The U.S. is one of six NATO countries that continue to use animals for military training despite modern trauma-training technology being widely available, according to a new international survey. Of the 28 NATO countries, 6 of them – Canada, Denmark, Norway, Poland, the U.K., and the U.S.— reported using animals in invasive and often deadly procedures on animals for military training.
The U.S. Army continues to shoot, slice and kill more than 10,000 live animals in trauma-training exercises practice despite a letter from legislators in 2009 that pointed out that doing so defies a joint U.S. Army regulation dating back to 2005, according to a report by Melissa Suran of the Medill News Service.
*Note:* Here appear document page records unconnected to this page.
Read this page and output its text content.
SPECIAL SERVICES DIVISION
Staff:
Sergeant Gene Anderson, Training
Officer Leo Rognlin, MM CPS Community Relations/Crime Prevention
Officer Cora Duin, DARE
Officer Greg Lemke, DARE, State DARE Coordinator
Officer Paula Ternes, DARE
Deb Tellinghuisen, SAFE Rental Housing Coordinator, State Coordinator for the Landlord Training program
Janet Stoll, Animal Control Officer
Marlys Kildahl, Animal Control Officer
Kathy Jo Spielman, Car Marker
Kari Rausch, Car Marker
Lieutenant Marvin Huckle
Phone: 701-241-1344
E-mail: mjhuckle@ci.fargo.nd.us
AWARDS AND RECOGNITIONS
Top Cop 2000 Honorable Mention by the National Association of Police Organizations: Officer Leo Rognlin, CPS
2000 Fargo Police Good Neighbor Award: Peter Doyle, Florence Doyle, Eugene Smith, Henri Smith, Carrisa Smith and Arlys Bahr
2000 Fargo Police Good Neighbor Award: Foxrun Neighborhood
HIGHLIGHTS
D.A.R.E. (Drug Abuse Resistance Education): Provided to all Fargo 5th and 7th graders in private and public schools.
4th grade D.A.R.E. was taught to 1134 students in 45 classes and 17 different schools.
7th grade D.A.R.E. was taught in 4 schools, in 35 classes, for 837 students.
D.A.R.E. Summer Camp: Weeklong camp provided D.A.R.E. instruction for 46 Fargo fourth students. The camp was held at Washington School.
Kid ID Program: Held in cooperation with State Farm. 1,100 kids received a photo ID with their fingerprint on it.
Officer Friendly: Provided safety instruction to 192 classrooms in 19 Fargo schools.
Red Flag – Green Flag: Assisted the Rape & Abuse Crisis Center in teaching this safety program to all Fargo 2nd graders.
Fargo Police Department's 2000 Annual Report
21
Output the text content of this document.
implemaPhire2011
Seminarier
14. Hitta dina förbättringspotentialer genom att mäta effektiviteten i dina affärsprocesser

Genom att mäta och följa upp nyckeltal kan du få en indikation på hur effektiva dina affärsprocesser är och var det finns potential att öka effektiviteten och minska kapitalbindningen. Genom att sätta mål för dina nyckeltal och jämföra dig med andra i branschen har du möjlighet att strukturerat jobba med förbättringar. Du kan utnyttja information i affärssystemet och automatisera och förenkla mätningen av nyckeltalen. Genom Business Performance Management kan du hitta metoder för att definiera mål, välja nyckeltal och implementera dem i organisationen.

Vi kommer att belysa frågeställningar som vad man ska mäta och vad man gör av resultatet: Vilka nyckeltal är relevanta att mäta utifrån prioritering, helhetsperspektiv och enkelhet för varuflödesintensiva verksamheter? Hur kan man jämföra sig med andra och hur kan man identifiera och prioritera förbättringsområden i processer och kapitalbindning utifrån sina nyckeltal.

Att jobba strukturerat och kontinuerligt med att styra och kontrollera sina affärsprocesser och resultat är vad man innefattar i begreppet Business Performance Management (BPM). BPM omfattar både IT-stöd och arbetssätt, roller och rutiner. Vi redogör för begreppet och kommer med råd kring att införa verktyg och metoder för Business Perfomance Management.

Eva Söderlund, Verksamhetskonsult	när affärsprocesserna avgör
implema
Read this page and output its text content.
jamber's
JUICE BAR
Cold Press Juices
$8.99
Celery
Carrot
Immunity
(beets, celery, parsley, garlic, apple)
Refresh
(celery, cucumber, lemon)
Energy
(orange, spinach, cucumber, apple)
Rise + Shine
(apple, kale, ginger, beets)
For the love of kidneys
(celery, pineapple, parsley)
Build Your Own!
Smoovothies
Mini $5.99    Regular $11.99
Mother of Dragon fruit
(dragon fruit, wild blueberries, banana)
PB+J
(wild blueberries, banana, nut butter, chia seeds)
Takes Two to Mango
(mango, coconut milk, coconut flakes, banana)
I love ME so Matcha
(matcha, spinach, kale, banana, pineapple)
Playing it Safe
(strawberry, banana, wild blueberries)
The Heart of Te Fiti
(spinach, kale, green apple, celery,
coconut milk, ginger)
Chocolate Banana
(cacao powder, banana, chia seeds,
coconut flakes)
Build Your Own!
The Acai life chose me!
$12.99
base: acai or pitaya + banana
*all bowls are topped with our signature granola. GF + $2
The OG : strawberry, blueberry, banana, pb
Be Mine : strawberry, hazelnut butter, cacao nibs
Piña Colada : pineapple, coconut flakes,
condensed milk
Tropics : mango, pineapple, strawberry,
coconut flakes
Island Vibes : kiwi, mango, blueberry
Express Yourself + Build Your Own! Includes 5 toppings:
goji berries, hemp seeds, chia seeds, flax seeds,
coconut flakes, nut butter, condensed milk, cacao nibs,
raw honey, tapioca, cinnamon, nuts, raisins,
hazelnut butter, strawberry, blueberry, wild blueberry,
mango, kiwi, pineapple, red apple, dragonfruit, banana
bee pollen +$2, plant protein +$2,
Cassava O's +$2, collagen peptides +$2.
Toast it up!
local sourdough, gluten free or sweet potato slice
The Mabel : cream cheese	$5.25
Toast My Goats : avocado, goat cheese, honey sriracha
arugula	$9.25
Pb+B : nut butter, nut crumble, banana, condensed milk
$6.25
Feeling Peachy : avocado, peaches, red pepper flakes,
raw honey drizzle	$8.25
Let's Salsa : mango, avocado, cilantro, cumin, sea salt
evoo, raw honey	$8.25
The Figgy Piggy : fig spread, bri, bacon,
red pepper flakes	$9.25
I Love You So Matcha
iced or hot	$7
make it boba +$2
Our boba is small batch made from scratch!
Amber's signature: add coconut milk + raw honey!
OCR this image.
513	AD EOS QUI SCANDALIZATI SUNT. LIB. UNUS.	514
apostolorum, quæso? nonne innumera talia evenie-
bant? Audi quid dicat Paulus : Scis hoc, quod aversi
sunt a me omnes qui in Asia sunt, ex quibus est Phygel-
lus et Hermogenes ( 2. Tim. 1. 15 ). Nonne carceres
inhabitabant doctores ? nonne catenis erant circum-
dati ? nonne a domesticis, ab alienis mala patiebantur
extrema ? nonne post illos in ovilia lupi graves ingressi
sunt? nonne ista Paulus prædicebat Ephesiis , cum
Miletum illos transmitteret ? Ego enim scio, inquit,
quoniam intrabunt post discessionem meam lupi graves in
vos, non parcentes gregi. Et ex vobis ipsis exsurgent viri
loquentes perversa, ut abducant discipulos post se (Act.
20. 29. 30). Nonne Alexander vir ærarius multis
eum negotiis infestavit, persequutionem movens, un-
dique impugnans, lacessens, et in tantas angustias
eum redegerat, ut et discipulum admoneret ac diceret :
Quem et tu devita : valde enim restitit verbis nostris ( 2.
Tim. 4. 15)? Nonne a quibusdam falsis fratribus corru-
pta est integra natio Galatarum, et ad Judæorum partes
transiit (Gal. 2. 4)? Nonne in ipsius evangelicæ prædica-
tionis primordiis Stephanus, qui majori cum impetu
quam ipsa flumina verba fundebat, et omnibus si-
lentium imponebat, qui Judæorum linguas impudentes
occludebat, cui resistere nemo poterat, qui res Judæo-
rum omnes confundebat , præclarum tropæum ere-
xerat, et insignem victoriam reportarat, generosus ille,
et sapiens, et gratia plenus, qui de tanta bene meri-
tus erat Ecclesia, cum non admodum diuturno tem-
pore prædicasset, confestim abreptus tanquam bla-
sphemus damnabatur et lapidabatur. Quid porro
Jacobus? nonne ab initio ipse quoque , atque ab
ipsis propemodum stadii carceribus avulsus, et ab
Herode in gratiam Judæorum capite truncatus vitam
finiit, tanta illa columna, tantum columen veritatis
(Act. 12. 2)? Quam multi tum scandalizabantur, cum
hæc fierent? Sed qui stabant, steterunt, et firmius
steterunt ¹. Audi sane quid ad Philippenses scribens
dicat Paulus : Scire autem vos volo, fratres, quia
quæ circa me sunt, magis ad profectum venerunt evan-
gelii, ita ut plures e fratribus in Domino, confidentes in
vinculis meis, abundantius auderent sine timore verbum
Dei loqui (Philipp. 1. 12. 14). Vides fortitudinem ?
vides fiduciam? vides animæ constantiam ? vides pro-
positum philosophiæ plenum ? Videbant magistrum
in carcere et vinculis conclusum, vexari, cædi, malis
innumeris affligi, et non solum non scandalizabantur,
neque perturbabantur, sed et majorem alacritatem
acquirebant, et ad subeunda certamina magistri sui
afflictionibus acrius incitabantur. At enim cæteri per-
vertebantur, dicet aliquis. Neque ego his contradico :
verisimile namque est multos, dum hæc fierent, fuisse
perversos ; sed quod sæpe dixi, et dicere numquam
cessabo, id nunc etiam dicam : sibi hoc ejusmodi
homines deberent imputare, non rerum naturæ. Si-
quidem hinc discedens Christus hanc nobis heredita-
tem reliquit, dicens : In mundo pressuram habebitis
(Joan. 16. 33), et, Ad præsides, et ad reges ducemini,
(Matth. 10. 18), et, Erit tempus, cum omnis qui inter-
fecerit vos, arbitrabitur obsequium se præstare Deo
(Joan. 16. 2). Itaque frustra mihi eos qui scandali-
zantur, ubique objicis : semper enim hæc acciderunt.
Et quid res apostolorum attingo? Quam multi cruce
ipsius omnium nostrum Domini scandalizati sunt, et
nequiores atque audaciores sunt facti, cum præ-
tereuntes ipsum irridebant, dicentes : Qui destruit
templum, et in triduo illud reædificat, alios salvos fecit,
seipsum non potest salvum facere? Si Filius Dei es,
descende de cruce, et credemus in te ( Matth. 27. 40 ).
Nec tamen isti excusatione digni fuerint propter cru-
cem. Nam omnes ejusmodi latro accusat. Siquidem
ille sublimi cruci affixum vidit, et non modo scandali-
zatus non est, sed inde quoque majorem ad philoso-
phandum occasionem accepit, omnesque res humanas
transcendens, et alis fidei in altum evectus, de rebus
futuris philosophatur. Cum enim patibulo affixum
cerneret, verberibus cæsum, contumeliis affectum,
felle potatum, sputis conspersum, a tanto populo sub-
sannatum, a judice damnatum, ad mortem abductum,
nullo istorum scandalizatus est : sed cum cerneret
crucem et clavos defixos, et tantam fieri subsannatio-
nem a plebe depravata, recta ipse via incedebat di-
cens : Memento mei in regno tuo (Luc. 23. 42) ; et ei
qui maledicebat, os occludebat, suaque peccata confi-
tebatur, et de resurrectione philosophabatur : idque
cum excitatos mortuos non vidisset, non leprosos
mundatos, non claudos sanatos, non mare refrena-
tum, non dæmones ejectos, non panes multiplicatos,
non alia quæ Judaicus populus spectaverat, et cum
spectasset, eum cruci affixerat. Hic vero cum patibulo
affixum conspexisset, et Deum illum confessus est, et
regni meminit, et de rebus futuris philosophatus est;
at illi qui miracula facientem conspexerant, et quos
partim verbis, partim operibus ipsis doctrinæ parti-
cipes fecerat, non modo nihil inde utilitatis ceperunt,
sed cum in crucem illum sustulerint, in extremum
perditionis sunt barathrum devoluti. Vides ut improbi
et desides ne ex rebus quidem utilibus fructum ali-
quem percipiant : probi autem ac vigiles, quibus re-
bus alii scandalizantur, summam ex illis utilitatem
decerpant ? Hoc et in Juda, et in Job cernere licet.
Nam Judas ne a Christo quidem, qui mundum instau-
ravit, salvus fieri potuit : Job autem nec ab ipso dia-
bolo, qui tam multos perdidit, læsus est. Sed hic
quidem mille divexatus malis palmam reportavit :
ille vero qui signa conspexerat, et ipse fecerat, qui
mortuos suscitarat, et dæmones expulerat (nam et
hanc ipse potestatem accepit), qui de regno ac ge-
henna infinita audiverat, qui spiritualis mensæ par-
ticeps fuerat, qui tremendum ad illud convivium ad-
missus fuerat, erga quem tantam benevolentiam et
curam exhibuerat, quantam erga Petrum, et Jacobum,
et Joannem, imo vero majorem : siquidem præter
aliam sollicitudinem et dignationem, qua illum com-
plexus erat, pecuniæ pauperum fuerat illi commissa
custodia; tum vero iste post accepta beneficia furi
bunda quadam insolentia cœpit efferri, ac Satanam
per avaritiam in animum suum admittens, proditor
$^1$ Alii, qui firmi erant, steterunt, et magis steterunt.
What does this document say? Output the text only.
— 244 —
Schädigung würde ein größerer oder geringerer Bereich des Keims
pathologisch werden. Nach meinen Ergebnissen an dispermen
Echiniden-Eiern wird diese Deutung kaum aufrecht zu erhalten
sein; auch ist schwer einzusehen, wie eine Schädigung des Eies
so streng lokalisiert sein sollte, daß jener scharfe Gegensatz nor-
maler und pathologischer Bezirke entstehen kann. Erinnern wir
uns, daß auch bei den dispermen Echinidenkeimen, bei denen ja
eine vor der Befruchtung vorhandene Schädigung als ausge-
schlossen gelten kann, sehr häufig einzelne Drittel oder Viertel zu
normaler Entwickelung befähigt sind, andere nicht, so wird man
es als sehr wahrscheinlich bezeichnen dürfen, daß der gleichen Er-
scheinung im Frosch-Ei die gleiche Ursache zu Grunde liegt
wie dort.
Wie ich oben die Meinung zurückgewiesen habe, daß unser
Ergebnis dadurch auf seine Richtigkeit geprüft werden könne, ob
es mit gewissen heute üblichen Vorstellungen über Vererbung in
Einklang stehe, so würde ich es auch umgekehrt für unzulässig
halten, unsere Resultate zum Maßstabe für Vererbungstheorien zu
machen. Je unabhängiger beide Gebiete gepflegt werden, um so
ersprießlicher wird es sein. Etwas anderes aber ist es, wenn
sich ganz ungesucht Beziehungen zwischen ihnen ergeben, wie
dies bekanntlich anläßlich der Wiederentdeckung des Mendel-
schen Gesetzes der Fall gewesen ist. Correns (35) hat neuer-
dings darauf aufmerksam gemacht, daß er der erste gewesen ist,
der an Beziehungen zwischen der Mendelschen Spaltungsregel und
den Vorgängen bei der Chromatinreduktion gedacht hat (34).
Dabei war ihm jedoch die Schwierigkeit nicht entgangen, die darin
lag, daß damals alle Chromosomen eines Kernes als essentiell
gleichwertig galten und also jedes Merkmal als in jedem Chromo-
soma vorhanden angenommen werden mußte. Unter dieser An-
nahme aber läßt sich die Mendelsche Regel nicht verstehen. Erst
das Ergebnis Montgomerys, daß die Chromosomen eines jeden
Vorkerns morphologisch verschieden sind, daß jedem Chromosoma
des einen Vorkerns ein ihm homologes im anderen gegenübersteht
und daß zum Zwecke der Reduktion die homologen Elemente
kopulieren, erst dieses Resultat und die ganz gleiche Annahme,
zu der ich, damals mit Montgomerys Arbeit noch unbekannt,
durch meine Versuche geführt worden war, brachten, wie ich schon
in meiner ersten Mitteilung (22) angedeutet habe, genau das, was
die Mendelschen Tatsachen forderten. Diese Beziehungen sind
Modern simulators that breathe and bleed are better than animal laboratories at preparing doctors and medics for work in the field, according to the study.
The other 22 NATO countries— Albania, Belgium, Bulgaria, Croatia, the Czech Republic, Estonia, France, Germany, Greece, Hungary, Iceland, Italy, Latvia, Lithuania, Luxembourg, the Netherlands, Portugal, Romania, Slovakia, Slovenia, Spain, and Turkey — confirmed that they don’t use animals in military medical training.
The survey was carried out by researchers at People for the Ethical Treatment of Animals (PETA) in collaboration with current and former military medical personnel.
The study was published in the August 2012 issue of Military Medicine, the journal of the Association of Military Surgeons of the U.S.